Only few licensed drugs are in clinical use to treat herpesvirus infections, and these target mainly enzymes required for viral DNA replication. Furthermore, these drugs have severe side effects, and resistant viral strains emerge upon prolonged treatment. The recently approved Letermovir that inhibits the HCMV terminase, may represent the first drug to expand our scope of antiviral targets. However, first resistant HCMV mutants have already been described indicating that combination therapies – as used successfully against HIV and HCV – are required. To this end, our research aims at the identification and characterization of unique protein-protein interactions that are essential for virion assembly and therefore potentially represent novel druggable targets. This strategy will pave the way for advanced combination therapies with reduced side effects, and a much lower risk of the emergence of drug-resistant viruses in patients.

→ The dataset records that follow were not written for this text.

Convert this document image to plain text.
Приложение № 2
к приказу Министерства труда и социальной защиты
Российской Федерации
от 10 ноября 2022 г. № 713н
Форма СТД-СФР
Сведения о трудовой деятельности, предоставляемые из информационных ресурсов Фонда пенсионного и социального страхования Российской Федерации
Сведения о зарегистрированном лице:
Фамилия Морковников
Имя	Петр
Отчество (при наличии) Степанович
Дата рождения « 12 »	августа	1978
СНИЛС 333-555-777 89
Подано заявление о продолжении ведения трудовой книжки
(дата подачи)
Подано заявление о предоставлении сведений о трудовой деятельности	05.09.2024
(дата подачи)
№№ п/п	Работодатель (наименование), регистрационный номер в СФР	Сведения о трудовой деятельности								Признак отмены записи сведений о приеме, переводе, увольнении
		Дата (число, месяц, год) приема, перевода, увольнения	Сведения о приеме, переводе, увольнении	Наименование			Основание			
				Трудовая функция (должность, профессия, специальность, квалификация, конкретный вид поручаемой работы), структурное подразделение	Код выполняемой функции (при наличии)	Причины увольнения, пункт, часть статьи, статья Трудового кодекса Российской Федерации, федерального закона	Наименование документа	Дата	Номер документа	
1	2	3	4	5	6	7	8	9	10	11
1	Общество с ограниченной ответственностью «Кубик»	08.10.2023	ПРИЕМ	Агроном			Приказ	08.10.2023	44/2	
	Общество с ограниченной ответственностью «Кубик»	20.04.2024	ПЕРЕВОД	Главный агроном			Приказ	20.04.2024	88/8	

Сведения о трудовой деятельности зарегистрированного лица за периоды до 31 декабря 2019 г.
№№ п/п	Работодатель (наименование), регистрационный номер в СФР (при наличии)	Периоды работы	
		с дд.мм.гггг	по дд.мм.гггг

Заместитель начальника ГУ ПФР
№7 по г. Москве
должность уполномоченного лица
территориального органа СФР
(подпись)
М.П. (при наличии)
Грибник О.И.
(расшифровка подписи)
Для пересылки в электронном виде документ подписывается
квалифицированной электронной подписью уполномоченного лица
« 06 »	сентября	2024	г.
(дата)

We will focus on elucidating the underlying molecular principles how evolutionary conserved protein complexes function in herpesvirus assembly, and unite our unique expertise on crucial steps of herpesviral assembly (in collaboration with Thomas Schulz and Abel Viejo Borbolla). Combined, we have profound experience on sophisticated protein expression strategies, state-of-the-art structural biology (including X-ray crystallography, cryo electron microscopy, and electron cryo tomography), protein biochemistry (e.g. label-free interaction analysis, co-immuno-precipitation, in vitro capsid assembly and tegumentation), herpesvirus genetics (BAC mutagenesis), immunoelectron microscopy of infected cells and tissues, and life cell imaging using strains with fluorescently tagged capsids and tegument. With our broad expertise, we will uncover evolutionarily conserved mechanisms as well as steps that diverge in virus assembly among different herpesviruses.